3 answers

What type of education do I need to become an Investment Banker or Seasoned Stock Broker

Asked Rockland, Massachusetts

I'm a Junior in high school. #business #education #investment-banker #stockbroker

3 answers

Nicholas’s Answer

Updated New York, New York

Hi Meng,

The comments above are pretty spot on in terms of preparation for a career in investments or brokerage. Degrees in finance, economics, business & finance are all good starting points. While in school you should really make sure to investigate analytics - to study data and how to identify trends. Make sure to learn some programming languages in this area too. SAS, SQL, R - these are statistical and analysis languages that will be advantageous and help set you apart from others.

The next step would be to identify schools that require internships - real world experience while in school is key.

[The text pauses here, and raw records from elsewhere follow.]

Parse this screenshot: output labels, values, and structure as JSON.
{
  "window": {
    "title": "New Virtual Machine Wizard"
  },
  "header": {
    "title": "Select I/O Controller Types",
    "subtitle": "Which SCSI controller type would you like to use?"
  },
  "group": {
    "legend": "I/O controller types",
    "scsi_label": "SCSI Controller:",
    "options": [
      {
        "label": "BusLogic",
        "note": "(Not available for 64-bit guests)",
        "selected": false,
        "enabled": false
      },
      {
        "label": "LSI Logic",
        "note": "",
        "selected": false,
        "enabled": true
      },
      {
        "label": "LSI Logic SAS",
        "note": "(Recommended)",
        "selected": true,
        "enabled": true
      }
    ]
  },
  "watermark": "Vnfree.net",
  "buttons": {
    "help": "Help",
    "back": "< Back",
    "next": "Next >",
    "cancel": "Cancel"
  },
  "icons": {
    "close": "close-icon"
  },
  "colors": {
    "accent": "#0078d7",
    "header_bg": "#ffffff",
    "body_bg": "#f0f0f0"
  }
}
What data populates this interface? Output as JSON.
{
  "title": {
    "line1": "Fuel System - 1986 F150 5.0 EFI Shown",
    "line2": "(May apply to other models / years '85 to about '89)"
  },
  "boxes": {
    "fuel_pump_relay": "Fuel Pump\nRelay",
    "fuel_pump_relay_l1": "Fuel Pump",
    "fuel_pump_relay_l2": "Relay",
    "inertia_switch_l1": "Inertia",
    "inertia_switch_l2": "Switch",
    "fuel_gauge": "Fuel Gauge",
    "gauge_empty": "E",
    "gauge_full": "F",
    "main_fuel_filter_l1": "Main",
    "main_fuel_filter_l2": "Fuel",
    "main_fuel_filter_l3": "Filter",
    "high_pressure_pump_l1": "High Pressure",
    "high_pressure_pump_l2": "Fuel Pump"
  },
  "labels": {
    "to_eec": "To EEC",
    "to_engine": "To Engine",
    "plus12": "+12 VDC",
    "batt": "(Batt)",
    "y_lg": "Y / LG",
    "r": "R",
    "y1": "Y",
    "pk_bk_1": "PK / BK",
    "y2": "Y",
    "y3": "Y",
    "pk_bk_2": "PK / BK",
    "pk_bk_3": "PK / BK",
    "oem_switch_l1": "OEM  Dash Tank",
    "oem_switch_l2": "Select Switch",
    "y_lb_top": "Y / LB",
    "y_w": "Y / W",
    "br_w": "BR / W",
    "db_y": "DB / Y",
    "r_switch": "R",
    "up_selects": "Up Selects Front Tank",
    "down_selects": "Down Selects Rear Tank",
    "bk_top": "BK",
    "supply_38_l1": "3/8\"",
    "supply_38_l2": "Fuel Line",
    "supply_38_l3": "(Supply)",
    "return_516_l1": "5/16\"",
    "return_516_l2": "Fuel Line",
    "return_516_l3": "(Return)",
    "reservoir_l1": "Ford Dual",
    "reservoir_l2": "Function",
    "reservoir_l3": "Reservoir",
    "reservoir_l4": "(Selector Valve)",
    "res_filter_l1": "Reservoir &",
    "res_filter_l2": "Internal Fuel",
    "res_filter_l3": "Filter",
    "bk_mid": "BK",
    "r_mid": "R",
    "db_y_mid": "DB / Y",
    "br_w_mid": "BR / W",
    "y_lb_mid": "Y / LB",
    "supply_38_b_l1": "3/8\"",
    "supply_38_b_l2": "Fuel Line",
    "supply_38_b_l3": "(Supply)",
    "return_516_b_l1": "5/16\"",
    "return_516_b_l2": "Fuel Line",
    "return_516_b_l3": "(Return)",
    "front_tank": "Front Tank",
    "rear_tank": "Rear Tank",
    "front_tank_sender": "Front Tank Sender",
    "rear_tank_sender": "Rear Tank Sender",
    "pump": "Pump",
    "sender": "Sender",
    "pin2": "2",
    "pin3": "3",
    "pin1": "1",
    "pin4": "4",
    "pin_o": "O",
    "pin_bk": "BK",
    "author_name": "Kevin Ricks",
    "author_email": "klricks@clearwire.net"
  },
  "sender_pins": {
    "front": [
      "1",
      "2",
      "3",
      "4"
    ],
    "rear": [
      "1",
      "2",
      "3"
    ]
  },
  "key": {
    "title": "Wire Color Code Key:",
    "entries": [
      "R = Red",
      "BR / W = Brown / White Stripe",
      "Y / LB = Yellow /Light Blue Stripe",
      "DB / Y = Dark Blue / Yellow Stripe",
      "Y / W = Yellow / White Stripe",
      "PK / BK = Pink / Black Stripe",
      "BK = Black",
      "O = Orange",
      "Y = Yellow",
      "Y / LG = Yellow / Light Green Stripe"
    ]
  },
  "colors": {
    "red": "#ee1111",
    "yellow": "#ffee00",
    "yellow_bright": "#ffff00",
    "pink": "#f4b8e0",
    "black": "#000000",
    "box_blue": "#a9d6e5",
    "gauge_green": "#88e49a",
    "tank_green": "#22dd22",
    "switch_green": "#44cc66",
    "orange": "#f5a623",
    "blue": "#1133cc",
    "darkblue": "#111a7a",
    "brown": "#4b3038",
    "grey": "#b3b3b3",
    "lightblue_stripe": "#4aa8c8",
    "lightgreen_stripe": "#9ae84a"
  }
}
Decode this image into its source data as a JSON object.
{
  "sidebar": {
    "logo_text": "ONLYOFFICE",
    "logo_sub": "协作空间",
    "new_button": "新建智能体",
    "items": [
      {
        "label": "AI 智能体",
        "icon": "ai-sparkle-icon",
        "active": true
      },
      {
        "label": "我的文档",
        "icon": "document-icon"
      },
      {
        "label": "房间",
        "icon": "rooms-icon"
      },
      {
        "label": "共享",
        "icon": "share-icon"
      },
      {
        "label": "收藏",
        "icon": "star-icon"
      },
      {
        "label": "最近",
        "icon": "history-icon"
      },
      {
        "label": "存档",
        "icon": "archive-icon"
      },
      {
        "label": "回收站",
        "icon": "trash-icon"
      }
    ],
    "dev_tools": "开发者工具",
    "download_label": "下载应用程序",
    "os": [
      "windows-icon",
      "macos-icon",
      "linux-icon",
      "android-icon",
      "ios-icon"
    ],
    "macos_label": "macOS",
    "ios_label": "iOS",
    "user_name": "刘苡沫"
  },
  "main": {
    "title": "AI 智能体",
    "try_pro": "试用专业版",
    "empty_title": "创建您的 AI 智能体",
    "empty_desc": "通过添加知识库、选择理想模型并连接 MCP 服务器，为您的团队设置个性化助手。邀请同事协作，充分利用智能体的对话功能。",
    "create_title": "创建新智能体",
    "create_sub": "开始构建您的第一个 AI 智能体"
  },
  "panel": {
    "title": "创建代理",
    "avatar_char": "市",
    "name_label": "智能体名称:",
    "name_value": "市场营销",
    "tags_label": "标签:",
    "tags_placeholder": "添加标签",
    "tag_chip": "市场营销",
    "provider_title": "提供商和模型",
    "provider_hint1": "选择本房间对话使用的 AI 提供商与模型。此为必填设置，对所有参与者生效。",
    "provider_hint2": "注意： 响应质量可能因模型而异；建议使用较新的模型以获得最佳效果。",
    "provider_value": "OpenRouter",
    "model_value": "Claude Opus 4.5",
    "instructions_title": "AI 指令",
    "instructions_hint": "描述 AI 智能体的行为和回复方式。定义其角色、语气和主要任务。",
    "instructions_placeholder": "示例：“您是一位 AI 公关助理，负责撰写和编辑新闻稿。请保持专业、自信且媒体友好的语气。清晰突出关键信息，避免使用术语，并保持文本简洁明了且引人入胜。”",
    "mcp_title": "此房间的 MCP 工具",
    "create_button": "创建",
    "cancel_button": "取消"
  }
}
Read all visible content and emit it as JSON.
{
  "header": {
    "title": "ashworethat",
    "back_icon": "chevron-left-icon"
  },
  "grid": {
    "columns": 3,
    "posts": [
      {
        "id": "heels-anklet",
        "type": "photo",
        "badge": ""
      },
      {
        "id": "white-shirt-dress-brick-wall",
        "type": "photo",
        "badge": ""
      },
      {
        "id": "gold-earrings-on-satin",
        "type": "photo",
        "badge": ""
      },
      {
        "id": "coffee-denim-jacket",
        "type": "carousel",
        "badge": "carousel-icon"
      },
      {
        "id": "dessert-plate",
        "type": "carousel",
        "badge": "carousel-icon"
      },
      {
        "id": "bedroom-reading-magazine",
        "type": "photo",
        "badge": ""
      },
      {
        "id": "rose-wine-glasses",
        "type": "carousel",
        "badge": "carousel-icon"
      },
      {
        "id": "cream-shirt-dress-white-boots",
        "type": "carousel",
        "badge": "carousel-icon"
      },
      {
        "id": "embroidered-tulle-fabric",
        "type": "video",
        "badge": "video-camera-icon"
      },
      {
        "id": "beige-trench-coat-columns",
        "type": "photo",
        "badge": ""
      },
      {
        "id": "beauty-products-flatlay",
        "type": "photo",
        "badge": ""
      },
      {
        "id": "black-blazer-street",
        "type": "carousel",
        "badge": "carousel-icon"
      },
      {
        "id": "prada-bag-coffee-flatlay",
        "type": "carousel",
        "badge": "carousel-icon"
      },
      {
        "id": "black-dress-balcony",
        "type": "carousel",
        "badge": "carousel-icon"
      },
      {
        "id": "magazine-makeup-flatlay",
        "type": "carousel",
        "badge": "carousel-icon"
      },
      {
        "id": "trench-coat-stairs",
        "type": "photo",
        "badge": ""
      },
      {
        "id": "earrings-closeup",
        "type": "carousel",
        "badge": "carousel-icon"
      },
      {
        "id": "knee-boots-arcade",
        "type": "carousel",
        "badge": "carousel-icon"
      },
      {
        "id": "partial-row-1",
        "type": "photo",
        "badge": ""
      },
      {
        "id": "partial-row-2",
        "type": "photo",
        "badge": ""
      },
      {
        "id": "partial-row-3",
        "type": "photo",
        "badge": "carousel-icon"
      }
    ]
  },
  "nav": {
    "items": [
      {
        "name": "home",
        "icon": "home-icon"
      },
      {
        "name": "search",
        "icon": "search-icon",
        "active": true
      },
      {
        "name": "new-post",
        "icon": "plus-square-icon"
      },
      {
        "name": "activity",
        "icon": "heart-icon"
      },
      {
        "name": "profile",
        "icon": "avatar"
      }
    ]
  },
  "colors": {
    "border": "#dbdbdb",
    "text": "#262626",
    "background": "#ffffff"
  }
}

My suggestion: do some research. Identify companies in investments, brokerages, etc. and their top staff. Research them on LinkedIn and see where they went to school.

Hope this helps.

Derek’s Answer

Updated Omaha, Nebraska

As mentioned above, majoring in Finance is probably the major that correlates most closely with investment banking. With that said, I'd strongly suggest attempting to get an internship with an investment bank during college as well. It's the best way to get your foot in the door when you have zero experience. Most places make your wait until after you've completed your sophomore year before being eligible for an internship, but definitely work with the career center at whatever college you attend and keep your eyes open for opportunities.

Jared’s Answer

Updated Palo Alto, California

Pretty simple answer, actually. Whether you want to be an investment banker or a broker, the classic training is that you get a bachelor's degree with a major in finance. Other majors are also reasonable, including economics. Math majors are often investment bankers, but I'm not sure I've ever seen a math major become a broker. I've seen accounting majors become brokers. I've also seen brokers get associate's degrees and hustle their way into an entry-level job. It's not the standard path, which makes it a tiny bit harder, but then again you spend two fewer years in school and if you think you've got the hustle to make it happen, it's an option.